You can include additional files alongside SKILL.md:

commit-helper/
  SKILL.md              # required
  REFERENCE.md          # optional supporting docs
  scripts/              # optional helper scripts
  templates/            # optional templates
  examples/             # optional examples

Agents typically read SKILL.md as the entry point. Some agents also scan for additional Markdown files in the skill directory.

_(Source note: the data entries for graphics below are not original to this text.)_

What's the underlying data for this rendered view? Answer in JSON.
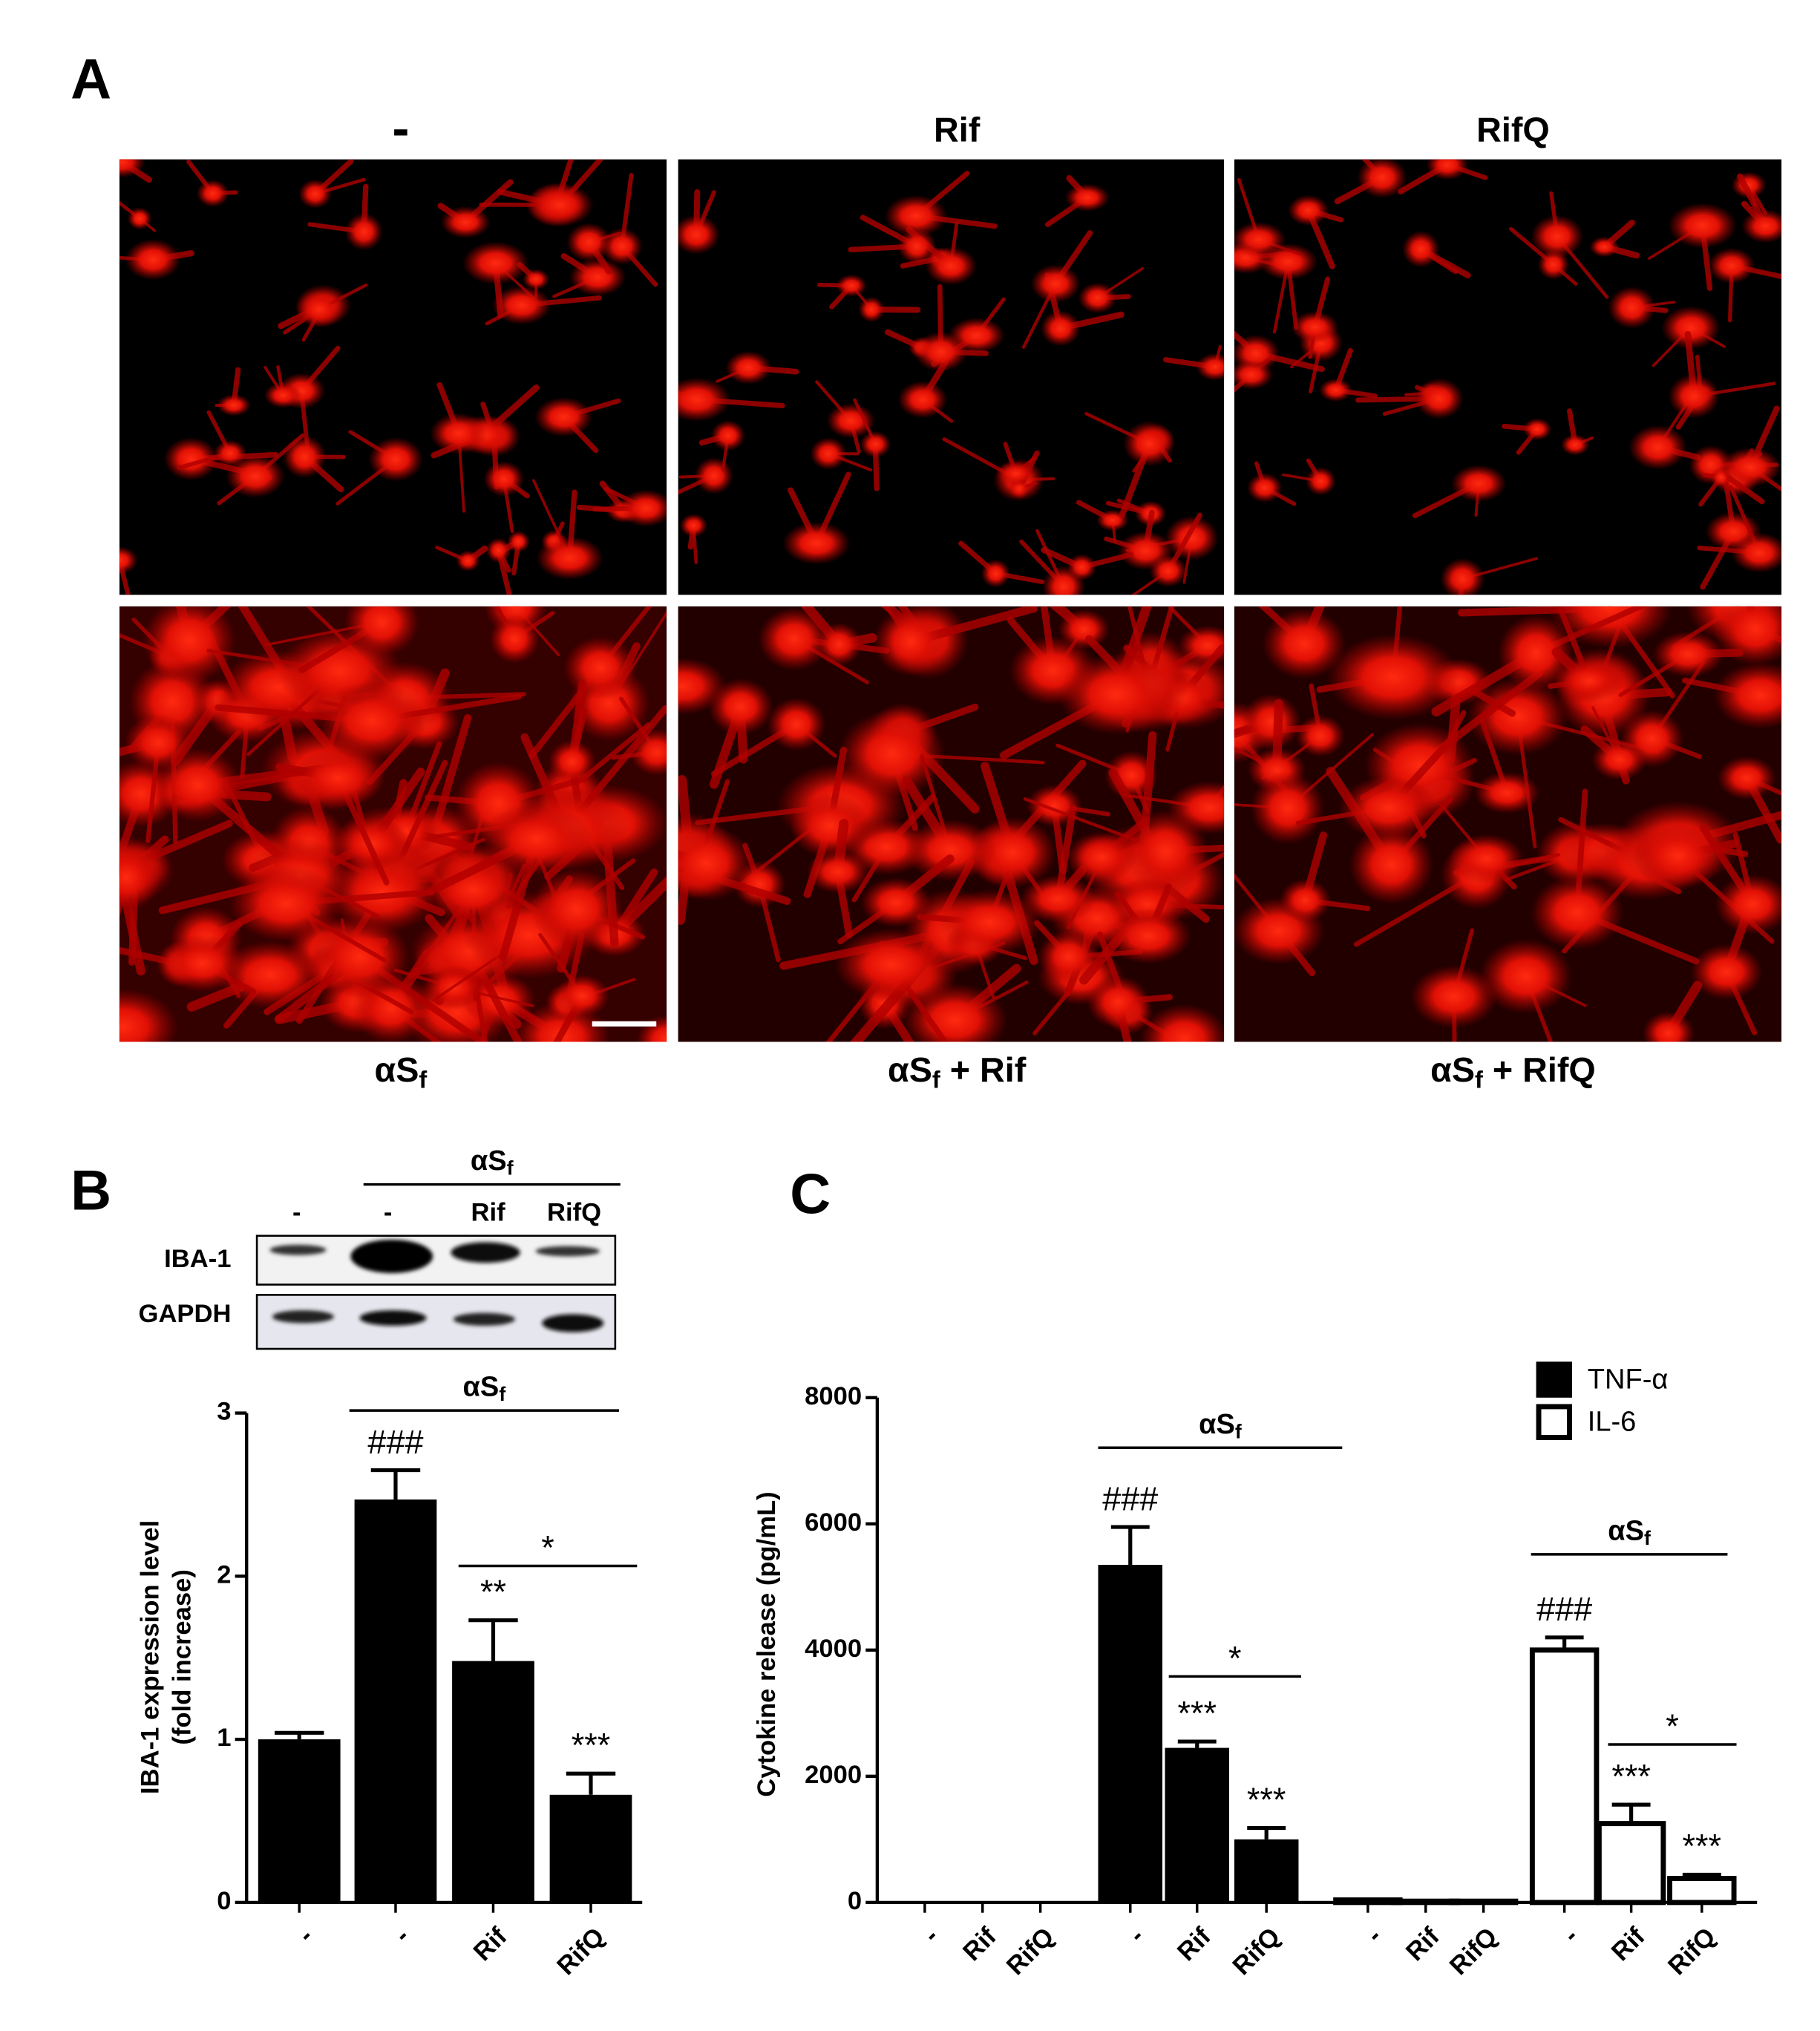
{
  "panel_a": {
    "label": "A",
    "columns": [
      "-",
      "Rif",
      "RifQ"
    ],
    "row_labels": [
      {
        "base": "αS",
        "sub": "f"
      },
      {
        "base": "αS",
        "sub": "f",
        "rest": " + Rif"
      },
      {
        "base": "αS",
        "sub": "f",
        "rest": " + RifQ"
      }
    ]
  },
  "panel_b": {
    "label": "B",
    "blot": {
      "group_label": {
        "base": "αS",
        "sub": "f"
      },
      "lanes": [
        "-",
        "-",
        "Rif",
        "RifQ"
      ],
      "rows": [
        "IBA-1",
        "GAPDH"
      ]
    }
  },
  "panel_c": {
    "label": "C"
  },
  "chart_data": [
    {
      "type": "bar",
      "y_label": [
        "IBA-1 expression level",
        "(fold increase)"
      ],
      "categories": [
        "-",
        "-",
        "Rif",
        "RifQ"
      ],
      "values": [
        1.0,
        2.47,
        1.48,
        0.66
      ],
      "errors": [
        0.04,
        0.18,
        0.25,
        0.13
      ],
      "color": "#000000",
      "ylim": [
        0,
        3
      ],
      "yticks": [
        0,
        1,
        2,
        3
      ],
      "bar_labels": [
        null,
        "###",
        "**",
        "***"
      ],
      "group_labels": [
        {
          "base": "αS",
          "sub": "f"
        }
      ],
      "comparison_labels": [
        "*"
      ]
    },
    {
      "type": "bar",
      "y_label": [
        "Cytokine release (pg/mL)"
      ],
      "categories": [
        "-",
        "Rif",
        "RifQ",
        "-",
        "Rif",
        "RifQ",
        "-",
        "Rif",
        "RifQ",
        "-",
        "Rif",
        "RifQ"
      ],
      "series": [
        {
          "name": "TNF-α",
          "color": "#000000",
          "values": [
            20,
            20,
            20,
            5350,
            2450,
            1000,
            null,
            null,
            null,
            null,
            null,
            null
          ],
          "errors": [
            null,
            null,
            null,
            600,
            100,
            180,
            null,
            null,
            null,
            null,
            null,
            null
          ]
        },
        {
          "name": "IL-6",
          "color": "#ffffff",
          "values": [
            null,
            null,
            null,
            null,
            null,
            null,
            40,
            20,
            20,
            4000,
            1250,
            380
          ],
          "errors": [
            null,
            null,
            null,
            null,
            null,
            null,
            null,
            null,
            null,
            200,
            300,
            60
          ]
        }
      ],
      "ylim": [
        0,
        8000
      ],
      "yticks": [
        0,
        2000,
        4000,
        6000,
        8000
      ],
      "bar_labels": [
        null,
        null,
        null,
        "###",
        "***",
        "***",
        null,
        null,
        null,
        "###",
        "***",
        "***"
      ],
      "group_labels": [
        {
          "base": "αS",
          "sub": "f"
        },
        {
          "base": "αS",
          "sub": "f"
        }
      ],
      "comparison_labels": [
        "*",
        "*"
      ]
    }
  ]
}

Standalone vs multi-skill repos

Standalone skill repo

The simplest structure. SKILL.md at the repo root:

commit-helper/
  SKILL.md
  scripts/
    generate.sh

When someone runs skilltap install user/commit-helper, the entire repo becomes the installed skill. Git history is preserved, and skilltap update runs git pull directly.

Multi-skill repo

A repo can contain multiple skills inside .agents/skills/:

my-project/
  src/
  tests/
  .agents/skills/
    my-project-dev/
      SKILL.md
    my-project-review/
      SKILL.md

This is useful for skills that live alongside the project they're designed for. When someone installs from this repo, skilltap finds both skills and prompts them to choose.

skilltap also discovers skills at agent-specific paths (.claude/skills/*/SKILL.md, .cursor/skills/*/SKILL.md, etc.), but .agents/skills/ is the preferred location.

Testing locally

Use skilltap link to symlink your skill into the install path during development:

bash
cd ~/dev/my-skill
skilltap link . --also claude-code
✓ Linked my-skill → ~/.agents/skills/my-skill/
✓ Symlinked → ~/.claude/skills/my-skill/

This creates a symlink, not a copy. Any changes you make to your skill are immediately visible to the agent. Iterate on the SKILL.md, test with your agent, and repeat.

For project-scoped testing:

bash
skilltap link .agents/skills/my-project-dev --project --also claude-code

When you're done developing, remove the link:

bash
skilltap unlink my-skill

Publishing

Push your skill to any git host:

bash
cd ~/dev/my-skill
git init
git add -A
git commit -m "Initial skill"
git remote add origin https://gitea.example.com/user/my-skill
git push -u origin main

Others can now install it:

bash
skilltap install https://gitea.example.com/user/my-skill

If it's on GitHub, they can use shorthand:

bash
skilltap install user/my-skill

That's all there is to it. No registration, no publishing step, no approval process. If it's in a git repo and has a SKILL.md, it's installable.

Adding to a tap

A tap is a curated index that lets people discover and install your skill by name instead of URL. To add your skill to a tap:

  1. Create a tap (or use an existing one):
bash
skilltap tap init my-tap
cd my-tap
  1. Edit tap.json to list your skill:
json
{
  "name": "my skills",
  "description": "My curated skill collection",
  "skills": [
    {
      "name": "commit-helper",
      "description": "Generates conventional commit messages",
      "repo": "https://gitea.example.com/user/commit-helper",
      "tags": ["git", "productivity"]
    }
  ]
}
  1. Push the tap to a git host:
bash
git add -A
git commit -m "Add commit-helper"
git remote add origin https://gitea.example.com/user/my-tap
git push -u origin main

Anyone who adds your tap can now install by name:

bash
skilltap tap add friend https://gitea.example.com/user/my-tap
skilltap install commit-helper

For more on taps, see the Taps guide.

Security considerations

skilltap scans all files in your skill directory before anyone installs it. Keep these in mind to avoid false positives:

  • Avoid unnecessary base64 content, hidden HTML, or <details> blocks
  • Don't include binary files unless truly needed (they'll be flagged)
  • Keep skill directories small -- the default size warning threshold is 50KB
  • If you reference external URLs, prefer well-known domains

See the Security guide for details on what the scanner checks.